CAIRO - The United Nations said Saturday that it was suspending its observer mission in Syria because of the escalating violence, the most severe blow yet to months of effort by the UN to negotiate a peace plan and prevent Syria’s descent into civil war.
The UN said the monitors would not be withdrawn from Syria, but rather were being locked down in Syria’s most contested cities, unable to conduct patrols.
While the decision to suspend their work was made chiefly to protect the unarmed monitors, the unstated purpose appeared to be to force Russia to intervene and assure that the observers are not the targets of Syrian forces or their sympathizers. Russia has opposed Western intervention and, by some accounts, continues to arm the forces of President Bashar Assad.
For President Obama, the suspension of the observers’ activities - unless it is reversed quickly - could signal the failure of the latest effort by the West to reach a diplomatic solution and ease Assad from power.

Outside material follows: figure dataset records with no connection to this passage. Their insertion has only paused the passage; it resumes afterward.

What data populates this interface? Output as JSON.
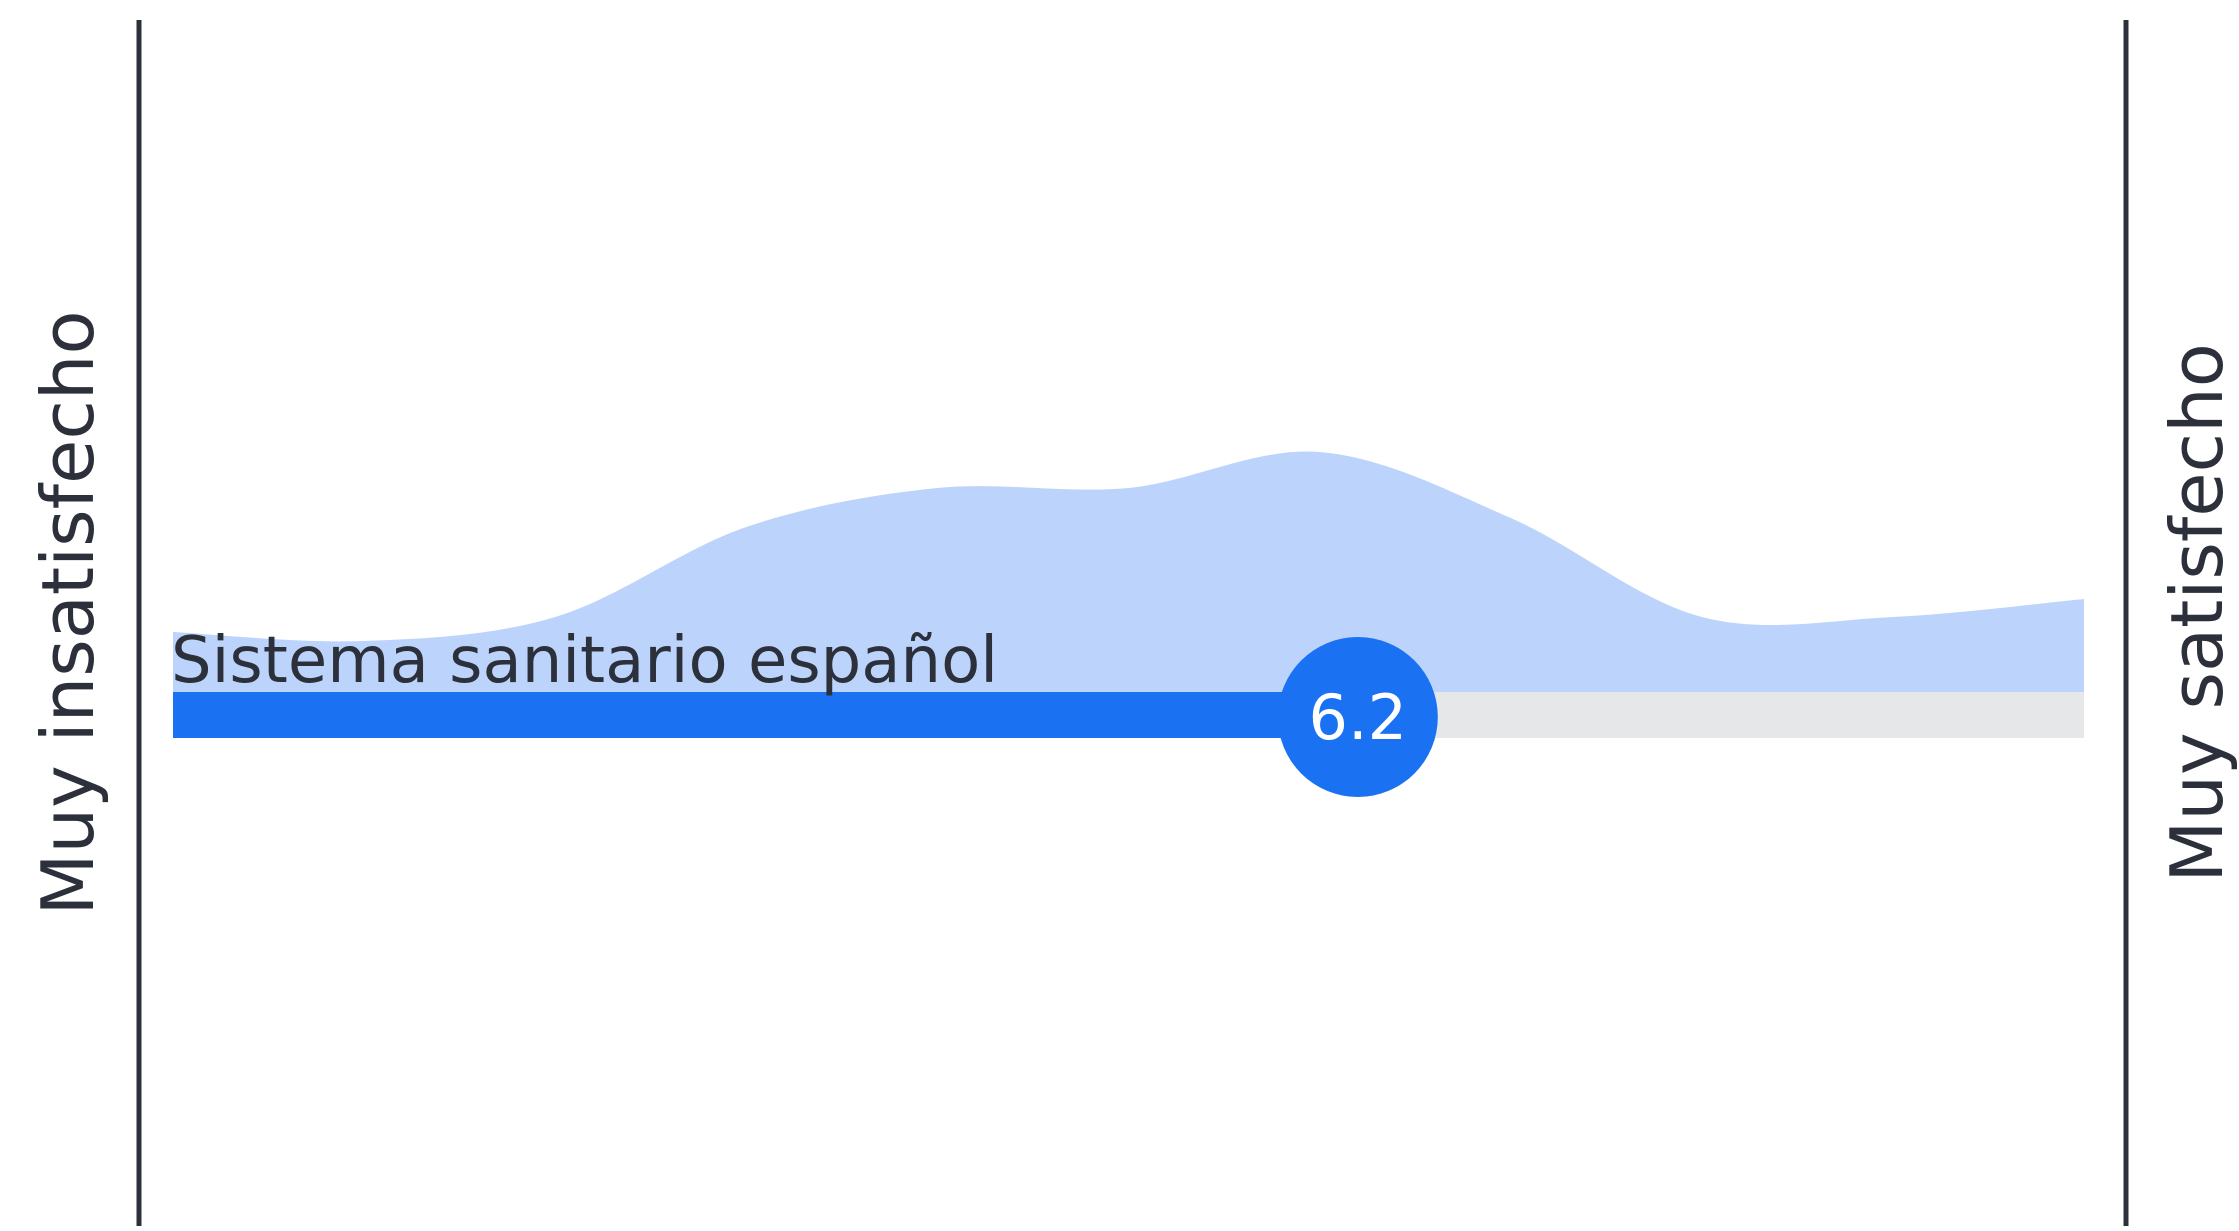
{
  "chart_data": {
    "type": "area",
    "scale": {
      "min": 0,
      "max": 10
    },
    "left_label": "Muy insatisfecho",
    "right_label": "Muy satisfecho",
    "item": {
      "label": "Sistema sanitario español",
      "value": 6.2,
      "value_label": "6.2"
    },
    "distribution": {
      "x": [
        0,
        1,
        2,
        3,
        4,
        5,
        6,
        7,
        8,
        9,
        10
      ],
      "y": [
        0.2,
        0.17,
        0.25,
        0.55,
        0.68,
        0.68,
        0.8,
        0.58,
        0.25,
        0.25,
        0.31
      ]
    },
    "colors": {
      "distribution_fill": "#bcd3fb",
      "bar_fill": "#1a72f3",
      "track_fill": "#e6e7e9",
      "marker_text": "#ffffff",
      "axis_line": "#2b303b"
    }
  }
}
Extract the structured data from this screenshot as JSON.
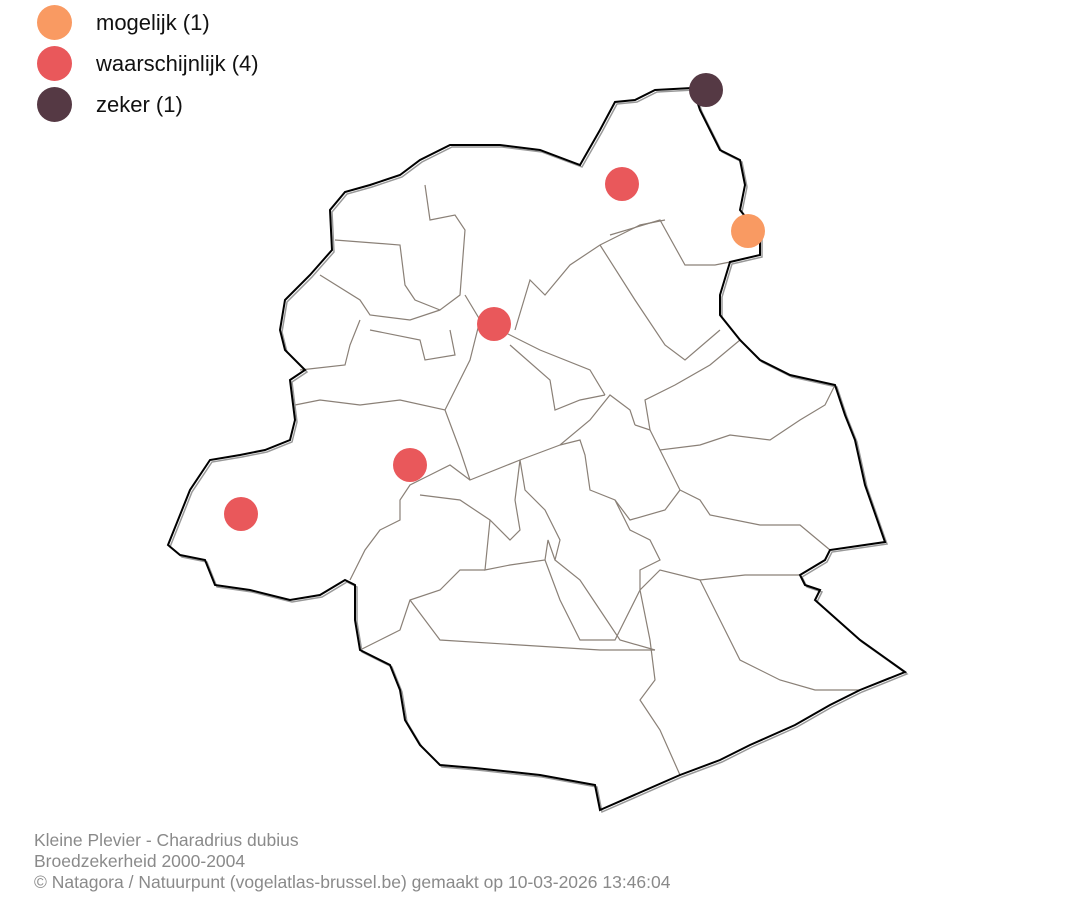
{
  "legend": {
    "items": [
      {
        "key": "mogelijk",
        "label": "mogelijk (1)",
        "color": "#f99a62"
      },
      {
        "key": "waarschijnlijk",
        "label": "waarschijnlijk (4)",
        "color": "#e9585b"
      },
      {
        "key": "zeker",
        "label": "zeker (1)",
        "color": "#553944"
      }
    ]
  },
  "footer": {
    "species": "Kleine Plevier - Charadrius dubius",
    "subtitle": "Broedzekerheid 2000-2004",
    "credit": "© Natagora / Natuurpunt (vogelatlas-brussel.be) gemaakt op 10-03-2026 13:46:04"
  },
  "map": {
    "outline_color": "#000000",
    "commune_line_color": "#8a8077",
    "observation_counts": {
      "mogelijk": 1,
      "waarschijnlijk": 4,
      "zeker": 1
    }
  }
}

But Obama’s choices are no better than they were when the uprising in Syria began nearly a year and a half ago. A bombing campaign like the one conducted last year by NATO in Libya with strong US and Arab League support is not feasible in Syria: The battle is being waged in crowded cities, with little chance to attack the Syrian army without the risk of high civilian casualties.
Obama, NATO nations, and the Arab League have never wanted to send in a ground force, which would probably face heavy casualties in what many fear is emerging as a civil war.

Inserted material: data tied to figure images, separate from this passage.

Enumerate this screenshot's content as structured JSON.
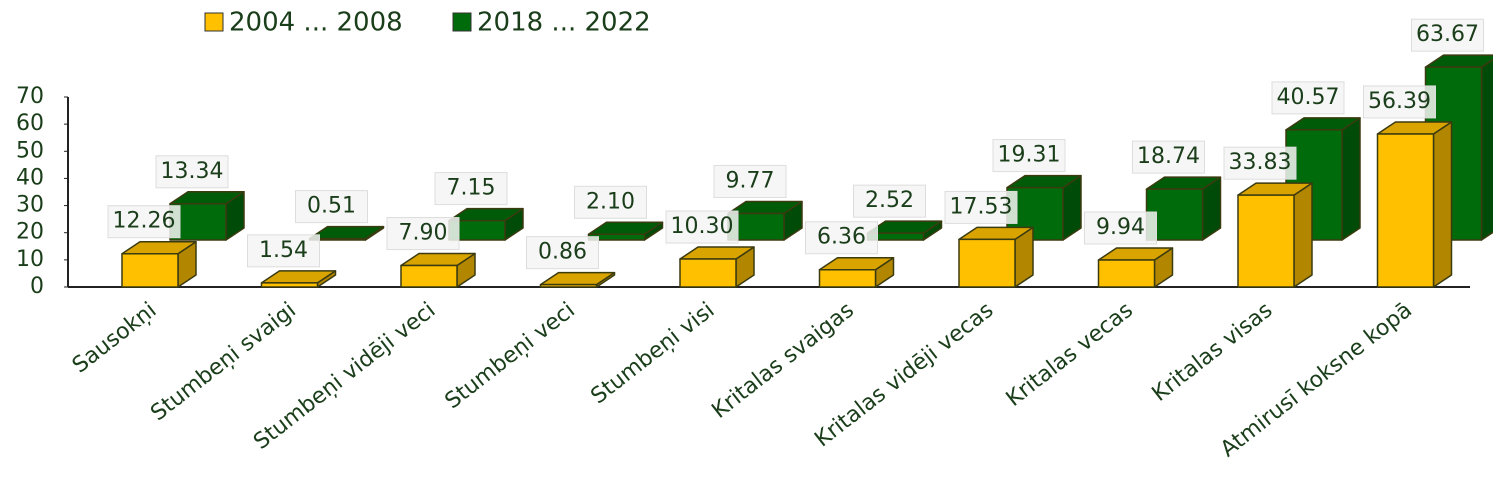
{
  "chart_data": {
    "type": "bar3d",
    "categories": [
      "Sausokņi",
      "Stumbeņi svaigi",
      "Stumbeņi vidēji veci",
      "Stumbeņi veci",
      "Stumbeņi visi",
      "Kritalas svaigas",
      "Kritalas vidēji vecas",
      "Kritalas vecas",
      "Kritalas visas",
      "Atmirusī koksne kopā"
    ],
    "series": [
      {
        "name": "2004 ... 2008",
        "color": "#ffc000",
        "values": [
          12.26,
          1.54,
          7.9,
          0.86,
          10.3,
          6.36,
          17.53,
          9.94,
          33.83,
          56.39
        ],
        "value_labels": [
          "12.26",
          "1.54",
          "7.90",
          "0.86",
          "10.30",
          "6.36",
          "17.53",
          "9.94",
          "33.83",
          "56.39"
        ]
      },
      {
        "name": "2018 ... 2022",
        "color": "#006b0a",
        "values": [
          13.34,
          0.51,
          7.15,
          2.1,
          9.77,
          2.52,
          19.31,
          18.74,
          40.57,
          63.67
        ],
        "value_labels": [
          "13.34",
          "0.51",
          "7.15",
          "2.10",
          "9.77",
          "2.52",
          "19.31",
          "18.74",
          "40.57",
          "63.67"
        ]
      }
    ],
    "ylim": [
      0,
      70
    ],
    "yticks": [
      0,
      10,
      20,
      30,
      40,
      50,
      60,
      70
    ],
    "legend": "top-left"
  }
}
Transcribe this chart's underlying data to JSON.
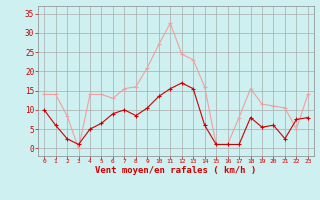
{
  "x": [
    0,
    1,
    2,
    3,
    4,
    5,
    6,
    7,
    8,
    9,
    10,
    11,
    12,
    13,
    14,
    15,
    16,
    17,
    18,
    19,
    20,
    21,
    22,
    23
  ],
  "wind_avg": [
    10,
    6,
    2.5,
    1,
    5,
    6.5,
    9,
    10,
    8.5,
    10.5,
    13.5,
    15.5,
    17,
    15.5,
    6,
    1,
    1,
    1,
    8,
    5.5,
    6,
    2.5,
    7.5,
    8
  ],
  "wind_gust": [
    14,
    14,
    8.5,
    0,
    14,
    14,
    13,
    15.5,
    16,
    21,
    27,
    32.5,
    24.5,
    23,
    16,
    1,
    1,
    8,
    15.5,
    11.5,
    11,
    10.5,
    5,
    14
  ],
  "bg_color": "#cef0f0",
  "grid_color": "#aaaaaa",
  "line_avg_color": "#cc0000",
  "line_gust_color": "#f0a0a0",
  "xlabel": "Vent moyen/en rafales ( km/h )",
  "xlabel_color": "#cc0000",
  "tick_color": "#cc0000",
  "yticks": [
    0,
    5,
    10,
    15,
    20,
    25,
    30,
    35
  ],
  "xticks": [
    0,
    1,
    2,
    3,
    4,
    5,
    6,
    7,
    8,
    9,
    10,
    11,
    12,
    13,
    14,
    15,
    16,
    17,
    18,
    19,
    20,
    21,
    22,
    23
  ],
  "ylim": [
    -2,
    37
  ],
  "xlim": [
    -0.5,
    23.5
  ]
}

The White House issued a statement Saturday again calling on Syria to uphold commitments it has made in recent months, “including the full implementation of a cease-fire.’’ The statement added, “We are consulting with our international partners regarding next steps toward a Syrian-led political transition’’ called for in two UN Security Council resolutions, and “the sooner this transition takes place, the greater the chance of averting a lengthy and bloody civil war.’’
The Syrian uprising, which began 16 months ago, has become one of the most intractable and deadliest conflicts of the Arab Spring, with reports of at least four massacres in recent weeks, including the accounts of killings of as many as 78 civilians, many of them women and children.

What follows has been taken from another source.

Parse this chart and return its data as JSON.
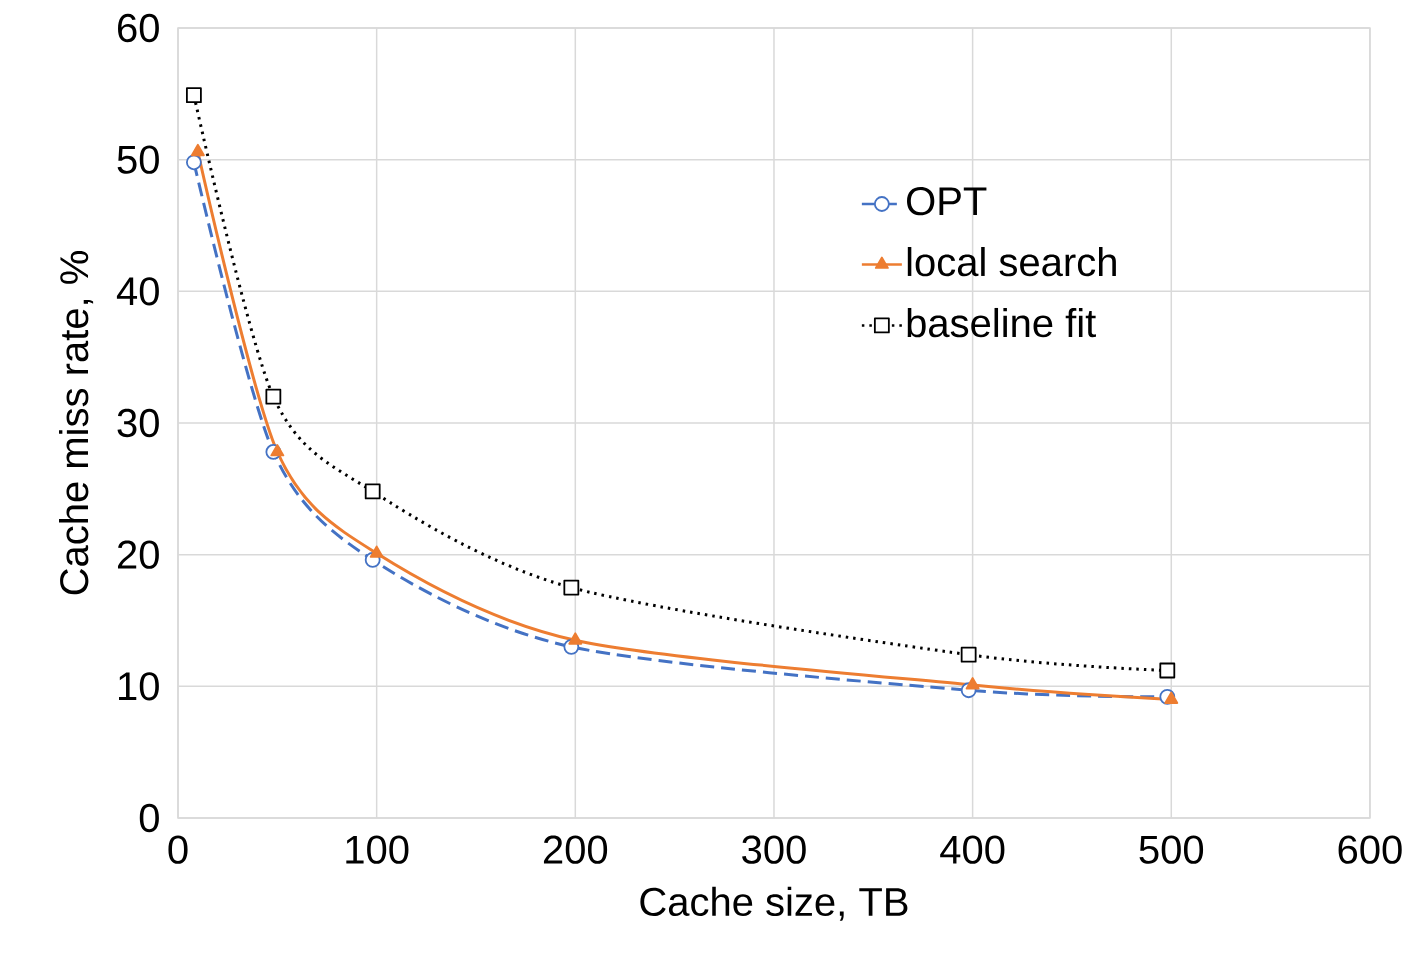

The administration is still resisting calls to arm the disparate rebel groups, for fear that they are not an organized force and that the groups could eventually turn on one another. “The problem is that if we do nothing and Syria explodes, we have a broader conflict in the Middle East,’’ a senior US diplomat said early last week, before the UN announcement, adding, “But our options aren’t any better than they were a year ago.’’
The observers had been the foundation of a six-point peace plan that Kofi Annan, the former UN secretary general and the special envoy to Syria, had sought to hammer out with the consent of Assad and his foreign sponsors, including Russia and Iran.